@bookgirl_
|
Ertesi gün uyandığımda gene Enes'in yatağındaydım. Buraya nasıl geldiğim hakkında en ufak bir fikrim dahi yoktu ama uyurken canımın fazlasıyla yandığını ama sonra acımın dindiğini hatırlıyorum. Sonra yatakta doğruldum, sandalyem kenarda duruyordu. Yatakta uzanıp sandalyeyi iyice yatağa çektim ve sandalyeme oturdum. Sonra da tuvalete girmek için odadan çıktım. Tuvalete girip tuvaletimi yaptıktan ve elimi yüzümü yıkadıktan sonra tuvaletten çıktım ve Enes'in odasına geçtim. Enes hala uyuyordu. Ben tam Enes'i uyandırmak için yanına gelmiştim ki alarm çaldı. Enes yavaşça gözlerini açtığında karşısında beni gördü.

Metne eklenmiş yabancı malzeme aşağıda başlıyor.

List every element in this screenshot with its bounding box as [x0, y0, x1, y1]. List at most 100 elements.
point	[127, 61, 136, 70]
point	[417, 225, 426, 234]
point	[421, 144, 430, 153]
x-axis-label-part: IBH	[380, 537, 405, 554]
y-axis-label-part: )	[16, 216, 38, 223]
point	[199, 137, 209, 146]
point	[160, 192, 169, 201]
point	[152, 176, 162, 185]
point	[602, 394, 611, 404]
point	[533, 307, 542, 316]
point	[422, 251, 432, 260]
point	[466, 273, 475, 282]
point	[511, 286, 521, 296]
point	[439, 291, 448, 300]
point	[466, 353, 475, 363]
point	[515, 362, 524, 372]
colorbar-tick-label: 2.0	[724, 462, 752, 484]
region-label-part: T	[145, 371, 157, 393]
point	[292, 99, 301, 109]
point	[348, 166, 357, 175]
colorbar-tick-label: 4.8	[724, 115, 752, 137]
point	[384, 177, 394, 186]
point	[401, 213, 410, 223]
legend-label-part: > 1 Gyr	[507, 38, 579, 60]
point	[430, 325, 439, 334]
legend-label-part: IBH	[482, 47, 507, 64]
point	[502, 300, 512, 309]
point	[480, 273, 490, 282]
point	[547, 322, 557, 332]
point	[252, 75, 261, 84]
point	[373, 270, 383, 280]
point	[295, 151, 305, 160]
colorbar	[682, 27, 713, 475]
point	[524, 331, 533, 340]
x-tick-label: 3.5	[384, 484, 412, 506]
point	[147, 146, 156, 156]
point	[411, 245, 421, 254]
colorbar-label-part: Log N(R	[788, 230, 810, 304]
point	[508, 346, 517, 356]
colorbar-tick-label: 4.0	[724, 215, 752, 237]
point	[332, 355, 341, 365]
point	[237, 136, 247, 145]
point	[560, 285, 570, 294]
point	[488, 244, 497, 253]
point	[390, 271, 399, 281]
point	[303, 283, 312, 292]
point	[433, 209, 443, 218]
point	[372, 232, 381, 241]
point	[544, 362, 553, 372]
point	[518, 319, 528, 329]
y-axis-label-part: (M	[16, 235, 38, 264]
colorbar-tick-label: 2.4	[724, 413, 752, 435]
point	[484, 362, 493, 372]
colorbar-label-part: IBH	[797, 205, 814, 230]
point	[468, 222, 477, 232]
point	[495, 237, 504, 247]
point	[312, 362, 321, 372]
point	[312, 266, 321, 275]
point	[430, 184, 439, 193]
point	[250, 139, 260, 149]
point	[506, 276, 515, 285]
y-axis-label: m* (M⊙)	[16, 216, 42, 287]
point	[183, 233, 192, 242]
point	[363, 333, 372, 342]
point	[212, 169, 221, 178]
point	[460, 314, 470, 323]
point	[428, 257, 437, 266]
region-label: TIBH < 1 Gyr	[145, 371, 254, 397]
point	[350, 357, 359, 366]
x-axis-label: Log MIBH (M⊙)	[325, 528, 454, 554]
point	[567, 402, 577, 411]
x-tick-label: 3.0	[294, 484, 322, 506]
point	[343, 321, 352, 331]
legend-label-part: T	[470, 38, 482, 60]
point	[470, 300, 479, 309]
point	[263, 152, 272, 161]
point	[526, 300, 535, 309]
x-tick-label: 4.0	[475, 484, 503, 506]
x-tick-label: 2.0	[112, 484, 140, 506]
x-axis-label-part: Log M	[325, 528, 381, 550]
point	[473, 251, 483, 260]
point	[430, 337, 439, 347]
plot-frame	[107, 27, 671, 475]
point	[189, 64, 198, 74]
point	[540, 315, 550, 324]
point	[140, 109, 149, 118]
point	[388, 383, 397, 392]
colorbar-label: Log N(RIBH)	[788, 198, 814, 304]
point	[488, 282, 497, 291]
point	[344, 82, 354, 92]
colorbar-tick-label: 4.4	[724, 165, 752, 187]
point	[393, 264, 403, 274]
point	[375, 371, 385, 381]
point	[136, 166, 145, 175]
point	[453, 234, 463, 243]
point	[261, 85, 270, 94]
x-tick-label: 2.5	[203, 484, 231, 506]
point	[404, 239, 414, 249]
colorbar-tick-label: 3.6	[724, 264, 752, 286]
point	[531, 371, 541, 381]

" Günaydın Enes, hadi kalk saat 08.05 geçiyor."
" Sana da günaydın Melisa" dedi Enes ve ağzını kapattıktan sonra esnedi ardından yer yatağında doğruldu. O sırada beni buraya kimin getirdiğini merak ettiğimi fark ettim. Aslında kimin beni buraya getirip yatırdığını tahmin edebiliyordum. Enes'e dik dik bakmaya başladım. Enes'in uykusu iyice açılınca benim ona dik dik baktığımı fark etti.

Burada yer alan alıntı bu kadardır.